Do you need a Major Accident to discover a simple error?

On June 4, 1996, the maiden flight of the European Space Agency’s Ariane 5 rocket ended in failure just 37 seconds after lift-off. The rocket veered off its flight path and subsequently self-destructed, resulting in the loss of the vehicle and its payload of four Cluster satellites intended for researching Earth’s magnetosphere. The cost of the failure was USD 370 million in 1996 dollars.
The failure was traced to a software error in the rocket’s Inertial Reference System (IRS). Specifically, a 64-bit floating-point number representing the horizontal velocity was improperly converted to a 16-bit number. When the velocity exceeded the storage capacity of the 16-bit integer during the rocket’s acceleration the error caused both the primary and backup IRS systems to cease operation.
The software containing the faulty conversion was reused from the Ariane 4 rocket. The Ariane 4 trajectory did not lead to a situation where the horizontal velocity exceeded the storage capacity for the 16-bit integer, hence the system functioned satisfactorily. The potential for overflow of storage capacity for certain measurement parameters was known, however the programmers had not protected all the critical measurements including the horizontal velocity. During the testing of the IRS, simulated data was used for the horizontal velocity. This meant the measurement system was not tested fully at the likely velocity that would have been attained by the Ariane 5 rocket. Simple software testing on the measurement system would have uncovered the limitation on the storage capacityfor the velocity value.
The Ariane 5 failure underscored the critical importance of rigorous software testing and validation, especially when reusing code in new contexts. It highlighted the need for thorough analysis of software behaviour under all possible operating conditions and the implementation of robust error-handling mechanisms to prevent similar failures in future missions.

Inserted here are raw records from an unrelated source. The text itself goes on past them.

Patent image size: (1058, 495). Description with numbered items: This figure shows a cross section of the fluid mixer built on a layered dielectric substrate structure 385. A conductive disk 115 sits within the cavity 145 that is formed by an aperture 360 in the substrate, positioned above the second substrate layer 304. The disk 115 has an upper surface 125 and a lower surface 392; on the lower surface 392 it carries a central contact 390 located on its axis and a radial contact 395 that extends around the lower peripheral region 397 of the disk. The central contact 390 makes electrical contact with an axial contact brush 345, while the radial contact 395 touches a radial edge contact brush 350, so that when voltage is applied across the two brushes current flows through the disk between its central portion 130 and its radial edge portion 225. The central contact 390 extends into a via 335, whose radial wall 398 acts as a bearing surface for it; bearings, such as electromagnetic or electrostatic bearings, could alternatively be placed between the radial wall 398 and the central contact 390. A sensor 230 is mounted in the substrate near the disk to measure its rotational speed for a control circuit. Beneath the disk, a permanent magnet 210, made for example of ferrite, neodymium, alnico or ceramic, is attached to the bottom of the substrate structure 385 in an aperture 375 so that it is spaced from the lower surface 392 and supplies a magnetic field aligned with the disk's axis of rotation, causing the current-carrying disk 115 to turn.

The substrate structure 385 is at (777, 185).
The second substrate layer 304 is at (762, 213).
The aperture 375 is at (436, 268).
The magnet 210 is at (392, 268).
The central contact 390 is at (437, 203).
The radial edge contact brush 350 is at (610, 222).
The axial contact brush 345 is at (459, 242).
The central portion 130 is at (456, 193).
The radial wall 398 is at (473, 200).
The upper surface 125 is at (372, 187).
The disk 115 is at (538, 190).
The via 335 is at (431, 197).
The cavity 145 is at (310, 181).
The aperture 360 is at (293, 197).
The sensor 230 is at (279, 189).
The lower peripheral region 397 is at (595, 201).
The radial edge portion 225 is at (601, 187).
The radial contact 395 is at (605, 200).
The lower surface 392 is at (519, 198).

John A. McDermid wrote an interesting paper in 2001 addressing this issue. ‘Software Safety: Where’s the evidence?’ He highlightedthe challenges in fully testing software and all the potential failure scenarios that could arise. He warned of the acceptance of ‘conventional wisdom’ as a basis for the testing. Conventional wisdom relies on widely accepted beliefs and ideas that are commonly regarded as true and that are not subject to rigorous challenge. He advocates an ‘evidence based’ approach where documentation generated in the testing process serves as a proof that the tests achieved the correct outcomes. He also recognises that this approach will increase the cost of introduction of new software. Often there is a balance to be reached, however this balance cannot be reduced to a ‘trial and error’ approach where taking the system into operation becomes the main testing forum. We have all experienced ‘bugs’ in our PC’s and smart phones and accept that from time to time there is a need for a software update. Hopefully the consequence of any bug is not catastrophic.